3. Il résulte de l'instruction et il n'est pas contesté que M. A B s'est vu remettre, le 21 juin 2024, un récépissé de demande de carte de séjour l'autorisant à travailler et que la décision refusant implicitement de lui délivrer un récépissé de demande de titre a ainsi nécessairement été abrogée. Dans ces conditions, les conclusions tendant à la suspension de l'exécution de cette décision et celles présentées à fin d'injonction sont devenues sans objet. Dès lors, il n'y a plus lieu d'y statuer.

4. Le requérant a été admis au bénéfice de l'aide juridictionnelle. Par suite, son avocate peut se prévaloir des dispositions des articles L. 761-1 du code de justice administrative et 37 de la loi du 10 juillet 1991. Il y a lieu, dans les circonstances de l'espèce, sous réserve que Me Jeannot, avocate de M. B, renonce à percevoir la somme correspondant à la part contributive de l'Etat, de mettre à la charge de l'Etat le versement à cette avocate de la somme de 800 euros.

O R D O N N E :

Article 1er : Il n'y a pas lieu de statuer sur les conclusions présentées par M. B sur le fondement de l'article L. 521-1 du code de justice administrative.
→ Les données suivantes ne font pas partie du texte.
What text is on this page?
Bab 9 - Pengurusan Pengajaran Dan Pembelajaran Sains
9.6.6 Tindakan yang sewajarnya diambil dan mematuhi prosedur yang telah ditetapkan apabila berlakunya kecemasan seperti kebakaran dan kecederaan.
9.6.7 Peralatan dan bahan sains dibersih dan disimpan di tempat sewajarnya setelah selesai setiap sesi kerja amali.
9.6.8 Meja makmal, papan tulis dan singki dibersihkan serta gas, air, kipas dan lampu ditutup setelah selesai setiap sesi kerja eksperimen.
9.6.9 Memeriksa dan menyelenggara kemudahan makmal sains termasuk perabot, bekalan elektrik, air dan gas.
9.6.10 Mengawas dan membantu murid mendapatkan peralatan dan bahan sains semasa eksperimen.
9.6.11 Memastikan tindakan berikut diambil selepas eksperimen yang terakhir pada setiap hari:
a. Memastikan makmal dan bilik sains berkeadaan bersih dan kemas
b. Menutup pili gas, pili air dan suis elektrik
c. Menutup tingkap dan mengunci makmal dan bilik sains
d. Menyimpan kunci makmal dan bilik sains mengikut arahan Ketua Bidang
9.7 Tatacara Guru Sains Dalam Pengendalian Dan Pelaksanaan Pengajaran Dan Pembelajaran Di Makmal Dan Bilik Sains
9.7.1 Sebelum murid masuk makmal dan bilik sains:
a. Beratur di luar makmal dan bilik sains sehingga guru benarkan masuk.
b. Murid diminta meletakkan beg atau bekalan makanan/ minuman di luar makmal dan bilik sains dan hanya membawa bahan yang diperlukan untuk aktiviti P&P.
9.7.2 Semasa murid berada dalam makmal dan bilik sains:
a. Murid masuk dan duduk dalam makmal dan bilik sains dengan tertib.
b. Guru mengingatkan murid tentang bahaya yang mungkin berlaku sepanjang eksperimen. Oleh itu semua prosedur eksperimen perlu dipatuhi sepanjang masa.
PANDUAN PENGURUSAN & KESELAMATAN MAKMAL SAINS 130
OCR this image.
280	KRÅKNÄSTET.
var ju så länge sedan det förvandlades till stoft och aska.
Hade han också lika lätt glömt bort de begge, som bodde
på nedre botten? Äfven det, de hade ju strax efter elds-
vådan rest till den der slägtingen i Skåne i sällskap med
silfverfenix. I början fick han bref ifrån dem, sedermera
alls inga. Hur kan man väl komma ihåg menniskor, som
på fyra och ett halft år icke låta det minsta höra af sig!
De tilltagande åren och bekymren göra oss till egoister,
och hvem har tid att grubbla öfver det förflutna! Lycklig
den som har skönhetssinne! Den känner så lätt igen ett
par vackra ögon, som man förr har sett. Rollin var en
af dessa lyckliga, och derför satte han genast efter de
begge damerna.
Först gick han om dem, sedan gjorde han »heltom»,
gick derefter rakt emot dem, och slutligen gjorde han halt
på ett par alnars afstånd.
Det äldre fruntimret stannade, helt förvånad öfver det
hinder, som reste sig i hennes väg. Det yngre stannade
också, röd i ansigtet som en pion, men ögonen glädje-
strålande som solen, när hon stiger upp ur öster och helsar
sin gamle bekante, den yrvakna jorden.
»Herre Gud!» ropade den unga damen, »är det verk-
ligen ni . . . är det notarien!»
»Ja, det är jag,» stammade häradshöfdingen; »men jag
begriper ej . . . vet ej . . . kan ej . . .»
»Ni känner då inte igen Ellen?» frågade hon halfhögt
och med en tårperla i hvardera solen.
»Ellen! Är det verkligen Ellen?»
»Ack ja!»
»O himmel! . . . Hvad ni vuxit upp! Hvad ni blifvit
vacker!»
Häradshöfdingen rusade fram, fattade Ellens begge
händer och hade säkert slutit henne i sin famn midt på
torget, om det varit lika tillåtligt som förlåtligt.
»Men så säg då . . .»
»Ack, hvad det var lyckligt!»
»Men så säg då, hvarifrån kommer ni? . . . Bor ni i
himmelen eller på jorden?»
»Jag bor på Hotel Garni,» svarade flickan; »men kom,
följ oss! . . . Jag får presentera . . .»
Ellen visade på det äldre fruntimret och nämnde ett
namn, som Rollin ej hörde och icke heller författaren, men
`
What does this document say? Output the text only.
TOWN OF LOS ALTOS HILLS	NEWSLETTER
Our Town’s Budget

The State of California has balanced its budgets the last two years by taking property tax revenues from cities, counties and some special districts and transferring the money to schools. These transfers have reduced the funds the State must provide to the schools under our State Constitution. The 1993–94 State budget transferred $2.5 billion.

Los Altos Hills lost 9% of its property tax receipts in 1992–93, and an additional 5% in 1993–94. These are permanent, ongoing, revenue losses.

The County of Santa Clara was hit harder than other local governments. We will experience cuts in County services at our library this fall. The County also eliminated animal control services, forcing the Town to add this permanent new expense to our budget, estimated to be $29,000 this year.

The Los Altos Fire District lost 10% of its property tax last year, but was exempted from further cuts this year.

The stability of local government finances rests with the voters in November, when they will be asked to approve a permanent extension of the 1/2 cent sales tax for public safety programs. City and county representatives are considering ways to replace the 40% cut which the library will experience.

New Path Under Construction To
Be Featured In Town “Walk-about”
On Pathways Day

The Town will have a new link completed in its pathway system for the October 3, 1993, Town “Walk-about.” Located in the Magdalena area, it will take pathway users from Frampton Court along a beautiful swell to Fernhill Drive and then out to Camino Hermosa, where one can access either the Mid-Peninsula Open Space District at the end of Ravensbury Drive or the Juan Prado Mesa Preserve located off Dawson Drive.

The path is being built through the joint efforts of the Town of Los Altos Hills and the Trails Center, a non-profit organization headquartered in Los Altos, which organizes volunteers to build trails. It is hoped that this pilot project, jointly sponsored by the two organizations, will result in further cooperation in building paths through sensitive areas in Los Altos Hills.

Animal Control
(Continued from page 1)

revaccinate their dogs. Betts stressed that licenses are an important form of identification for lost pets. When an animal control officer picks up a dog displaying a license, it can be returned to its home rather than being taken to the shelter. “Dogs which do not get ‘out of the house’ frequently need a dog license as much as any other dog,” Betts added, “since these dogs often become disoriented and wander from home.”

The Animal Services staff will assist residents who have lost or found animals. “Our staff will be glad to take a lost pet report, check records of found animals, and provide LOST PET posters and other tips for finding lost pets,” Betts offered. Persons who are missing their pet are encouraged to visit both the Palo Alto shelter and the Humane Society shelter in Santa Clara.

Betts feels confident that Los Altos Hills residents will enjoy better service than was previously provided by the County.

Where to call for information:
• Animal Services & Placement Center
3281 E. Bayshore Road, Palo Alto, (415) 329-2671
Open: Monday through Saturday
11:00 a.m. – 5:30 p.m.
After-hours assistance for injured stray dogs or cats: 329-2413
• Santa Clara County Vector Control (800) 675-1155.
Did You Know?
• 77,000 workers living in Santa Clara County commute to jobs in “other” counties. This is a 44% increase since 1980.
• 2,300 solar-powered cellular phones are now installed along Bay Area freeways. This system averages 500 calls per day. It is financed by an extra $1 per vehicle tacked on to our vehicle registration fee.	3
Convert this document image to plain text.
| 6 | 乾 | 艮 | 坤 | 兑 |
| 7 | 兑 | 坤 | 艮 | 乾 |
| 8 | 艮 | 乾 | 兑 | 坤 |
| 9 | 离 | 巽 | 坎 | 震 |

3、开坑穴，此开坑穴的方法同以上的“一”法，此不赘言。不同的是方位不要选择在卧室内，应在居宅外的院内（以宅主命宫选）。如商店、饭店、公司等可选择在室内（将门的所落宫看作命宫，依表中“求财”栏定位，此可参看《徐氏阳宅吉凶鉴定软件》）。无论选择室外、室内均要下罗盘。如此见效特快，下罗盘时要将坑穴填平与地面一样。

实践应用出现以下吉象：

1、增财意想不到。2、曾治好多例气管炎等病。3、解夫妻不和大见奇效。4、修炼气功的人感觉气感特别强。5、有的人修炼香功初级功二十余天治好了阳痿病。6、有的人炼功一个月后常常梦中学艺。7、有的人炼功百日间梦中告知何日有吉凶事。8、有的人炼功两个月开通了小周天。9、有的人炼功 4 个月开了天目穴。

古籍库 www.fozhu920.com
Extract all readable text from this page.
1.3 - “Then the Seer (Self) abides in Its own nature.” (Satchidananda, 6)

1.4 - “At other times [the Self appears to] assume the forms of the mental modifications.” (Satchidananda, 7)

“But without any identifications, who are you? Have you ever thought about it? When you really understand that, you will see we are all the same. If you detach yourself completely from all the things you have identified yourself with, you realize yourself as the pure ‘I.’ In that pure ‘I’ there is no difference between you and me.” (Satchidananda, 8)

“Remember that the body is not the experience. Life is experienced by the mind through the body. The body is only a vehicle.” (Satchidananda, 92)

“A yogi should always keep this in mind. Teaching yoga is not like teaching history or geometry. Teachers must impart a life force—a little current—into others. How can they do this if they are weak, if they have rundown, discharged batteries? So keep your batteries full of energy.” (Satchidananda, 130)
Article 2 : Sous réserve que Me Jeannot, avocate de M. B, renonce à percevoir la somme correspondant à la part contributive de l'Etat à l'aide juridictionnelle, l'Etat lui versera la somme de 800 euros en application des dispositions du deuxième alinéa de l'article 37 de la loi du 10 juillet 1991.

Article 3 : La présente ordonnance sera notifiée à M. A B, à Me Jeannot et au ministre de l'intérieur et des Outre-mer.

Fait à Nancy, le 5 juillet 2024.

Le juge des référés,

O. Di Candia

La République mande et ordonne à la préfète de Meurthe-et-Moselle en ce qui la concerne ou à tous commissaires de justice à ce requis, en ce qui concerne les voies de droit commun contre les parties privées, de pourvoir à l'exécution de la présente ordonnance.